Country and global managers need to make comparisons. This is a business reality. If you really need to do these comparisons, I would strongly advocate a transition to one of four ideas above. At the very least, you should educate your management about the perils of cross-cultural NPS comparisons. Just like what is considered spicy in Calcutta is very different than what is considered spicy in Cincinnati, so too is your Customer Experience and how it is measured.

4 COMMENTS

Duncan Stuart July 15, 2018 At 3:57 pm
Relying on NPS is part of the problem. It is a very rough measure at best – and doesn’t enable true comparisons between different kinds of services, or different cultures: here the wisdom of the researcher, in this case yourself, have had to make the interpretation.
Apart from cultural nuances, I’ve come across big skews in banking NPS data. Would your recommend Bank X to a friend or family? The answer is: No Way – not because of the bank, which is fantastic, but because in life there are two things I won’t do to a friend: sell them a used car (its doomed to break down and wreck our friendship) or recommend a financial service (it is doomed to break down, lose money and wreck our friendship.)
Truly great service is usually characterised by imaginative, insightful service delivery that recognises the mindset and needs of the customer in a refreshing, unique way. A favorite hotel in Thailand offers me a hot towel for my face, and a drink of mango-juice when I check-in – and this little touch is transformative: it literally soothes my furrowed brow, and marks the triumphant ushering from 14 hours flying and airports and traffic to a new psychological place: arrival at a sanctuary.
NPS scores will never tell a service provider how to deliver magic customer service, and with the cultural and sector skews pushing and pulling the meaning of the data around, the whole exercise in seeking comparative measures, and benchmarking against industry standards is rather moot.
Your comparison of UK versus US scores for airline service serves as an excellent example. There’s a point where if we compensate strongly enough to account for inter-cultural differences, then we may as well be making up the data.
For that reason the lack of insight provided by NPS begs the question: why do we need such measures – why don’t we strive for insights?
Michael Lowenstein July 16, 2018 At 1:35 pm
I’m in violent agreement with Duncan Stuart on many of the points he makes about NPS. Not only is it an unreliable and superficial performance measure, when historic regional rating differences are added into the mix (having done global service research for many multinationals, I’ve seen this for years), a real actionability witches brew is created. My pity goes out to any research analyst or manager tasked with the responsibility of interpreting these kinds of results and explaining them to corporate leadership.

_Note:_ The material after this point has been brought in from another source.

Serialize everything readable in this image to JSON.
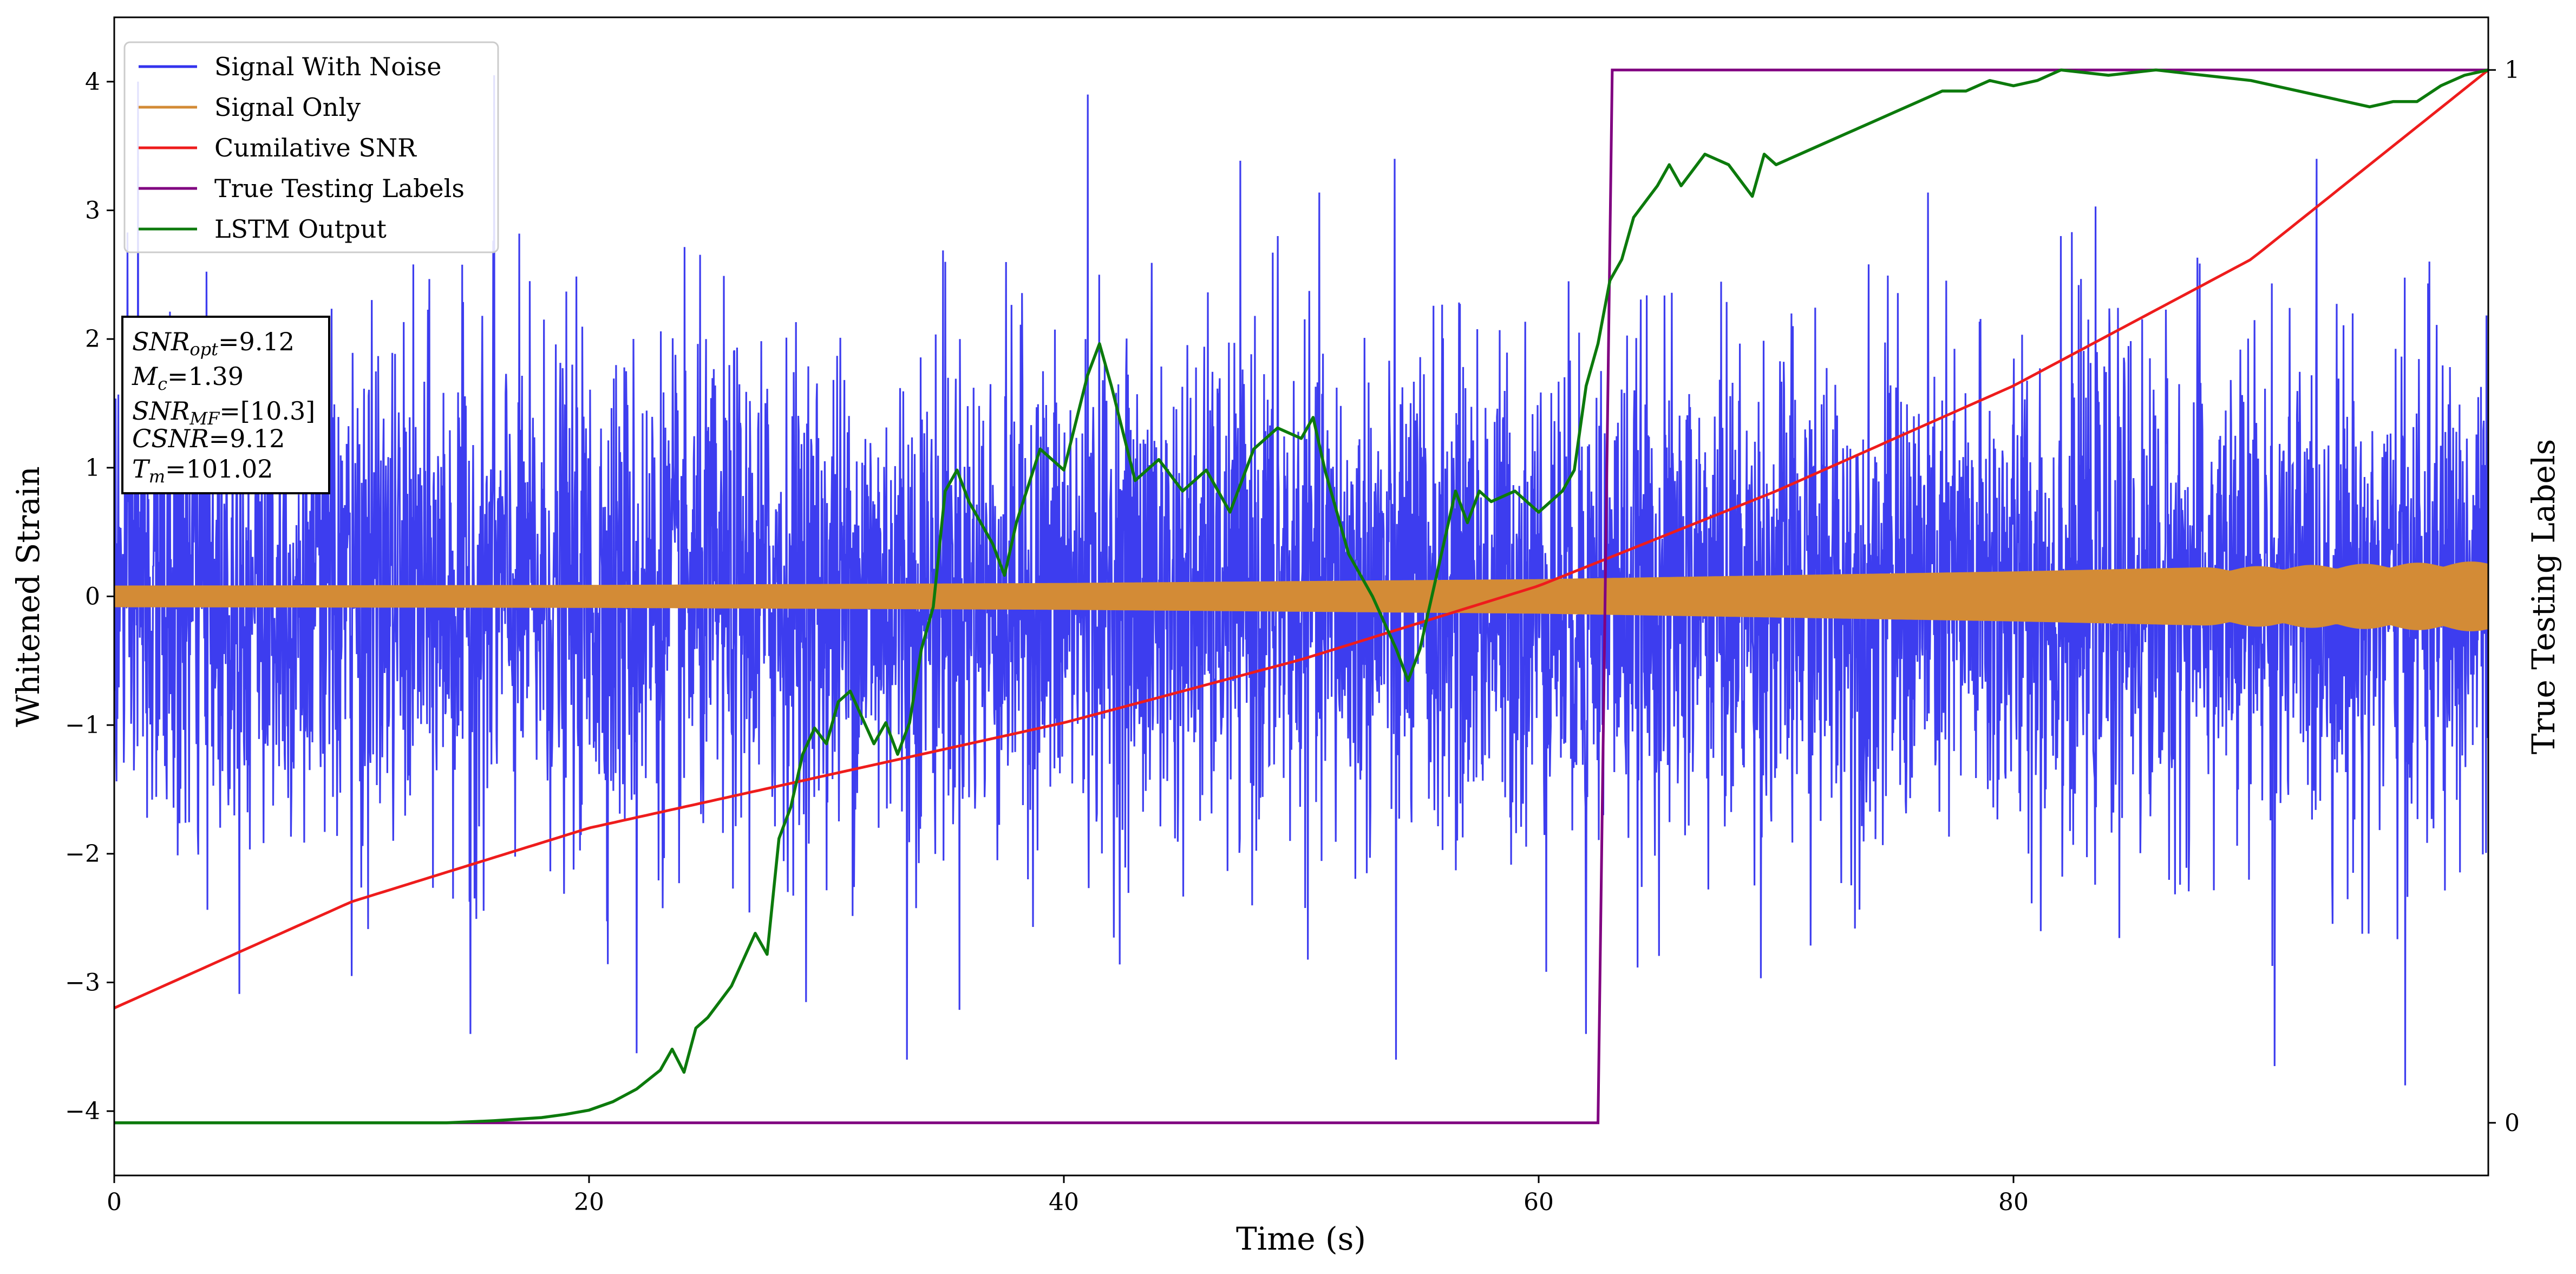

Dave Fish July 16, 2018 At 3:22 pm
Yea, I agree with both of you (Michael and Duncan). Unfortunately it is not always the best solution that wins…it is the one that is best marketed. NPS is here and execs focus on it. On the whole it is good they are focusing on CX…not so much on NPS. I have always tried to use NPS as an entry into larger conversations around CX. For example I had a large auto client whose new CEO was fixated on NPS (he came from another vertical). So we put the NPS in and then a bunch of other stuff that actually helped provide insight. Sometimes doing work in the corporate world is not so dissimilar to that of the political world. Sometimes you just gotta hold your nose to get to what really matters ;) Thank you both for your readership and comments.

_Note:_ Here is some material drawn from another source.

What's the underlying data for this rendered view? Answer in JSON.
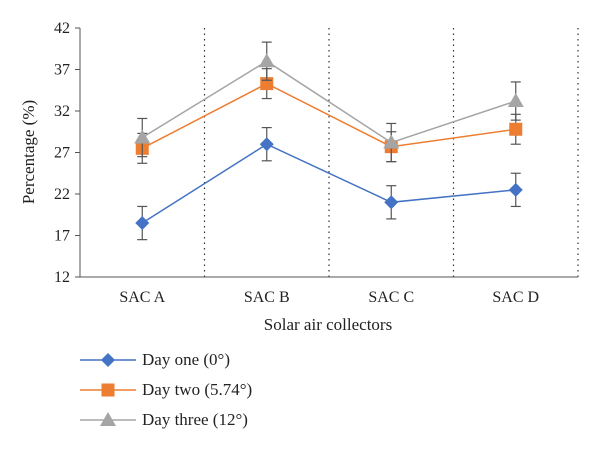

Michael Lowenstein July 16, 2018 At 8:57 pm
Yes, but…..as I’ve been reporting for years (such as http://customerthink.com/comcasts-nps-gamble-can-the-metric-help-fix-the-customer-experience-culture/), if you start with a metric that is virtually non-actionable, i.e. “….we put the NPS in and then a bunch of other stuff that actually helped provide insight. “, what is the point? Regional scoring differences only compound the felony, making the already difficult to interpret virtually impossible to interpret. In my view, this is a pretty good way to undermine management and cultural focus on CX and EX.